La Fédération des artistes


A ne pas confondre avec la Fédération artistique qui regroupait les artistes du spectacle. En ce qui concerne les artistes plasticiens, la révolte grondait depuis longtemps en raison des blocages de l’Académie sur l’accès au salon annuel sans lequel il était impossible de se faire connaître. Courbet et Daumier ayant refusé l’aumône de la Légion d’honneur en juin 1870 au motif que « l’Etat est incompétent en matière d’art », les artistes organisent un dîner mémorable en soutien aux deux insolents.

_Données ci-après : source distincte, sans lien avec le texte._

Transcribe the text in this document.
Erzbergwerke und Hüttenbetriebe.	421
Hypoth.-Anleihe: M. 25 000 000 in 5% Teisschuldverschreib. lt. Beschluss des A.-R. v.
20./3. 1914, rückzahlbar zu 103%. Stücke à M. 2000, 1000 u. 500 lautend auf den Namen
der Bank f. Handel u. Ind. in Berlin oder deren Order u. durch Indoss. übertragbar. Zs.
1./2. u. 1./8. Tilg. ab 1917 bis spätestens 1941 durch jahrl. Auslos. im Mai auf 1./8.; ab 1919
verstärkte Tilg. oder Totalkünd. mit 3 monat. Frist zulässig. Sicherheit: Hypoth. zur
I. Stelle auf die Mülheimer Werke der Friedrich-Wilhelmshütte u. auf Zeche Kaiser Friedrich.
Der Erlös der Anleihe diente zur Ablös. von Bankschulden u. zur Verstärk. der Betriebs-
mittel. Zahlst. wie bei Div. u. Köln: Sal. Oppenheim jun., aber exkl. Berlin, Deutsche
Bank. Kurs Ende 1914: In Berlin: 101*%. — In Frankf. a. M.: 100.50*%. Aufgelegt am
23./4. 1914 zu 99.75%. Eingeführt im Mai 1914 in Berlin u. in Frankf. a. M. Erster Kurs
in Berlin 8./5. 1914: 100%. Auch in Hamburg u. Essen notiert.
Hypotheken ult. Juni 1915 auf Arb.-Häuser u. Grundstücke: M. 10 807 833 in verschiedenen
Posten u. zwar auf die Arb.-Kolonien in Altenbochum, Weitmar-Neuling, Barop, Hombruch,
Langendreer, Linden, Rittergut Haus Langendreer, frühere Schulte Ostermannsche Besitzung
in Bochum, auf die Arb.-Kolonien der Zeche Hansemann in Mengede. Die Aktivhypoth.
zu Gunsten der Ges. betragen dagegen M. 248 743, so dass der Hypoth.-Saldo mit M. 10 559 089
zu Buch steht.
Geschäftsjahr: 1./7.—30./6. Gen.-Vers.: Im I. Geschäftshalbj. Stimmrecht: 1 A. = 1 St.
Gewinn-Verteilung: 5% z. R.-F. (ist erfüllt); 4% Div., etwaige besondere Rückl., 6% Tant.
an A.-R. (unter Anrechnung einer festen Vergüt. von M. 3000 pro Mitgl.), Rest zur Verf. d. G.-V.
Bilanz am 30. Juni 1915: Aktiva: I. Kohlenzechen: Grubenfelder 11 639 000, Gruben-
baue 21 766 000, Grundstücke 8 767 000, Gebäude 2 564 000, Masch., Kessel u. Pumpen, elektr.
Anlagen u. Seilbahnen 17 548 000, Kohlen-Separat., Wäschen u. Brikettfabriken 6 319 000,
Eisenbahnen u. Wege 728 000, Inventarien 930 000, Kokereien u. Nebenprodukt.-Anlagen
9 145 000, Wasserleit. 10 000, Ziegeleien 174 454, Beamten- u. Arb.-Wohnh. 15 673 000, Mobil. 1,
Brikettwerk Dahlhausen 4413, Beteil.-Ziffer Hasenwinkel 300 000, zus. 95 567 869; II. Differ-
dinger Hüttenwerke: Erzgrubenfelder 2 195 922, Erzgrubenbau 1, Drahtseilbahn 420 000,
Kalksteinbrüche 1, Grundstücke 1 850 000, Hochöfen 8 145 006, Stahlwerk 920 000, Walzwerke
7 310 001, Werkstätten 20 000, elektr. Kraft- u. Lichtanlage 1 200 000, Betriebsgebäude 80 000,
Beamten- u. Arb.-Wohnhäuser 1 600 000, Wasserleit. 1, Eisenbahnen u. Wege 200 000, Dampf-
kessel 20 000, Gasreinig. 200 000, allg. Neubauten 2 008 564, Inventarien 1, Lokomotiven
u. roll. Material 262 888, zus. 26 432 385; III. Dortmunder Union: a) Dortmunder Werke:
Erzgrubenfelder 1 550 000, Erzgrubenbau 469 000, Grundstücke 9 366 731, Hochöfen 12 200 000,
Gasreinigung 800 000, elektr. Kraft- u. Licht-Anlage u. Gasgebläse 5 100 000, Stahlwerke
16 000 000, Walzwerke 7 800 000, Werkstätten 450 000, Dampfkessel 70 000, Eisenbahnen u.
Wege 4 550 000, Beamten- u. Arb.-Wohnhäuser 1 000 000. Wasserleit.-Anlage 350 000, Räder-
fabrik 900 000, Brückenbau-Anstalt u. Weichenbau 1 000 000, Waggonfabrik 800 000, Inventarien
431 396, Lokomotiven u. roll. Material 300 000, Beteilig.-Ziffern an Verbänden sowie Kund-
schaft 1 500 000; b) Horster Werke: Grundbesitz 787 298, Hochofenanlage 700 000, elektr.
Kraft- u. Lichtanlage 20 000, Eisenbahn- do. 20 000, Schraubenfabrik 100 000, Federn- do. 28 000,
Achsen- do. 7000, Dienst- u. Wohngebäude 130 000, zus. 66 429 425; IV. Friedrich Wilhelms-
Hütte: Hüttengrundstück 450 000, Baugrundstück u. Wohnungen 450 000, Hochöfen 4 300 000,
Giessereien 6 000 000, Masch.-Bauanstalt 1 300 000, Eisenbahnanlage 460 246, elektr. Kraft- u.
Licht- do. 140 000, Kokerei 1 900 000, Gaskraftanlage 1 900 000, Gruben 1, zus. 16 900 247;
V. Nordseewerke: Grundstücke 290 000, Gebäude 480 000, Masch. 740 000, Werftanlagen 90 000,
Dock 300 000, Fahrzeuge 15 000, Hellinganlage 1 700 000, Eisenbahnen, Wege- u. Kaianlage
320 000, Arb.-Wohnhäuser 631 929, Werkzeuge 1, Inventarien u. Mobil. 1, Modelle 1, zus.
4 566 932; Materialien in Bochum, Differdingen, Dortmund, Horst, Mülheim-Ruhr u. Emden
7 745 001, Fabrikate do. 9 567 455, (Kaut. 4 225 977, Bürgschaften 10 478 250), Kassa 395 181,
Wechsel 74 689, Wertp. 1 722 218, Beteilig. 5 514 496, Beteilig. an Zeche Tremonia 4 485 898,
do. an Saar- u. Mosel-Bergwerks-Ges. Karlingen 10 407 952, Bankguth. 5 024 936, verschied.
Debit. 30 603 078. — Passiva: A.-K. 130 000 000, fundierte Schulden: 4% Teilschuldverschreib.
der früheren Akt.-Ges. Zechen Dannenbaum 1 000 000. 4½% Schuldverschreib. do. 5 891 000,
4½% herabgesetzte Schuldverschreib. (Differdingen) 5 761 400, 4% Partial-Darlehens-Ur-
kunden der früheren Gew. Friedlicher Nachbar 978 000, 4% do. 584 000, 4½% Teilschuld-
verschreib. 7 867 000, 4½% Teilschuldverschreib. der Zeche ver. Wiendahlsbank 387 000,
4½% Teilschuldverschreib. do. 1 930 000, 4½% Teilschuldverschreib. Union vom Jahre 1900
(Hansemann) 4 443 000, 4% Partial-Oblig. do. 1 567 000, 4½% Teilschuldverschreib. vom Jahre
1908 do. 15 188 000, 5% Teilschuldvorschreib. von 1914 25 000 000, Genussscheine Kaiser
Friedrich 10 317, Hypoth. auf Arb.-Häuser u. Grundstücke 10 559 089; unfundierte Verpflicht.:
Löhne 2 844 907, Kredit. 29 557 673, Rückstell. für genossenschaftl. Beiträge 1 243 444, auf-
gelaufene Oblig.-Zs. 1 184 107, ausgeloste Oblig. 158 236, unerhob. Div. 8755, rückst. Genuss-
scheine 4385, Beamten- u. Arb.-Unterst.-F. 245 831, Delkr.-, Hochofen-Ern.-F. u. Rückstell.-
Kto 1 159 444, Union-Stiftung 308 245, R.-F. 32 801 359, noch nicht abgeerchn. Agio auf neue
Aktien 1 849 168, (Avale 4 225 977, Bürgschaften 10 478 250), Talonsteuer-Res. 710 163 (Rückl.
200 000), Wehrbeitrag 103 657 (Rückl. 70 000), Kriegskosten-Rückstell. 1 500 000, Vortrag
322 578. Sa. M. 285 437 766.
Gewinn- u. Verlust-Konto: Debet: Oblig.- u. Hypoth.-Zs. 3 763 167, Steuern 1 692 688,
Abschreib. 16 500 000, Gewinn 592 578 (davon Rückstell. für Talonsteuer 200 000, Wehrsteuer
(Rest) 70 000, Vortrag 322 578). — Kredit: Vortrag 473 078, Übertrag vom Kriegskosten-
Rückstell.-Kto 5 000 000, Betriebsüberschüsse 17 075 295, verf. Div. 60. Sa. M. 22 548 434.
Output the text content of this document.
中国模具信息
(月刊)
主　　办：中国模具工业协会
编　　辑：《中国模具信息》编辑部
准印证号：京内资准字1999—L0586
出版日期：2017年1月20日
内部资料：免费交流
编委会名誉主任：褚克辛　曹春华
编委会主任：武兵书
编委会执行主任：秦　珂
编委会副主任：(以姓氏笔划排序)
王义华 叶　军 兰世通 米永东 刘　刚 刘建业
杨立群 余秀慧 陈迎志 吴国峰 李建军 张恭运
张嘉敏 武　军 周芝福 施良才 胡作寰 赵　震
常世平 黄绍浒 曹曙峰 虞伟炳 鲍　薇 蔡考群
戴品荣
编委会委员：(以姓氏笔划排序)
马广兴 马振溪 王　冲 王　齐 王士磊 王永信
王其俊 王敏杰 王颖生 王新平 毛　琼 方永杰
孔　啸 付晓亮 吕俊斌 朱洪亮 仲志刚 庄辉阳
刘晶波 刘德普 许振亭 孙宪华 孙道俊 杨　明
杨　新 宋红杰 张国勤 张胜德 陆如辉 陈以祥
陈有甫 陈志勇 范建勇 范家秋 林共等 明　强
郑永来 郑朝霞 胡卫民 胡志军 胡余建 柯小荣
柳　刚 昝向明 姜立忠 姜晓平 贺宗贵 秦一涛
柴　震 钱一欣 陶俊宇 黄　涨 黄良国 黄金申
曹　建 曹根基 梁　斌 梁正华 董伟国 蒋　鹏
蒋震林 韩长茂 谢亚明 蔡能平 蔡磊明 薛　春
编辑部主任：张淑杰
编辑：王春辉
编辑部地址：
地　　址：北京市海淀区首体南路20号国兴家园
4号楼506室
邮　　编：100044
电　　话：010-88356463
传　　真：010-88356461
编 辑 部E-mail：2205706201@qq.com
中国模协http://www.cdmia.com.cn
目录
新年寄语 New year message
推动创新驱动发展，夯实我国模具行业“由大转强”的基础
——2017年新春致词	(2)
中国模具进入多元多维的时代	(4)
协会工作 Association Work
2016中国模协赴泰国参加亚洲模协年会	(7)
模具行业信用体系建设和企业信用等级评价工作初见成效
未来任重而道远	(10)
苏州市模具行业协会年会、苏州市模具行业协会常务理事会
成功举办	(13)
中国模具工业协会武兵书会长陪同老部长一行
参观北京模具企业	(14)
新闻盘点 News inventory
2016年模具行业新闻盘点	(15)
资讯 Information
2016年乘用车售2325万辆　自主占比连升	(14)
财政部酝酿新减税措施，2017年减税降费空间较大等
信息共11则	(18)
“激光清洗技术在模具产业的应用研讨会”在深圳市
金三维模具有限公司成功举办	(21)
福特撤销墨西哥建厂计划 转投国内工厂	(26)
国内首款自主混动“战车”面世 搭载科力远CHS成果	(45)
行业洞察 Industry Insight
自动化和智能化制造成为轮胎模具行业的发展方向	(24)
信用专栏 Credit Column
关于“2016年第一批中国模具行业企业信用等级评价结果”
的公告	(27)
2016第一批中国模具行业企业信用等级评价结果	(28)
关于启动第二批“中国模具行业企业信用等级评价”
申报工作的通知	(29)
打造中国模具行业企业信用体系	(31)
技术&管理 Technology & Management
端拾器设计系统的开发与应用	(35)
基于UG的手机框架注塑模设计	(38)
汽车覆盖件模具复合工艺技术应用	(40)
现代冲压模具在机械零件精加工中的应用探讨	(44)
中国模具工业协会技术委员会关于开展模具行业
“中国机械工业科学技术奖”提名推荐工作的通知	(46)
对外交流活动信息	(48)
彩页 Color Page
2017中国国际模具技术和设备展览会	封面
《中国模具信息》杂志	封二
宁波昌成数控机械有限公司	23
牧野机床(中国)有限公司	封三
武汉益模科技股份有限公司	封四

Dès le 4 septembre, la République nomme une commission artistique, installée au Louvre avec Courbet pour président et pour fonction la sauvegarde des musées nationaux menacés par l’invasion prussienne. A peine la Commune proclamée, Courbet fait paraître le 19 mars 1871 dans « Le Rappel » une lettre aux artistes dans laquelle il propose une assemblée pour réorganiser les Beaux-Arts et assurer l’exposition annuelle. Une commission exécutive de 16 artistes est organisée pour préparer cette assemblée et le 6 avril un appel paraît dans le Journal officiel de la Commune. Moulin, sculpteur, Courbet, peintre, et Pottier dessinateur industriel (la Fédération inclura les artisans d’art aux côtés des artistes) appellent à une vaste réunion dans le grand amphithéâtre de l’Ecole de médecine. Il y aura 400 présents pour adopter un programme audacieux qui paraîtra deux jours plus tard dans le Journal officiel :

« Les artistes de Paris se constituent en Fédération et décrètent :

- L’égalité des droits entre les métiers d’art

- La libre expansion de l’art dégagé de toute tutelle gouvernementale et de tous privilèges

-Ils repoussent d’une manière absolue toute exhibition mercantile tendant à substituer le nom de l’éditeur ou du fabricant à celui du véritable créateur.»

Quelques jours après, au Louvre, ils élisent Courbet président de la Fédération et une commission fédérale  de 47 membres de tous métiers chargée de la mise en œuvre du programme et d’organiser l’exposition. Elle n’aura pas lieu en raison de la répression versaillaise.

Les artistes ayant participé à la création de la Fédération ne sont pas tous connus, loin de là, mais des recherches sont en cours sur une vingtaine d'entres eux.

Elles témoignent de l'ostracisme dont la plupart ont souffert, prison, déportation, exil, pillage des ateliers, folie, misère. Cependant Courbet, malgré les incessantes persécutions, est à juste titre une gloire de la peinture mondiale et l'on peut voir ses oeuvres au musée d'Orsay. Dalou, qui fut délégué au Louvre pendant la Commune, est un grand sculpteur, ami de Rodin et l'auteur du groupe si dynamique de la place de la Nation à Paris.

Le programme de la Fédération des artistes est toujours d’actualité, alors que 150 ans plus tard, le ministère de la culture exerce sa tutelle sans contrôle démocratique et que l’emprise des spéculateurs sur la cote des artistes confine au délire.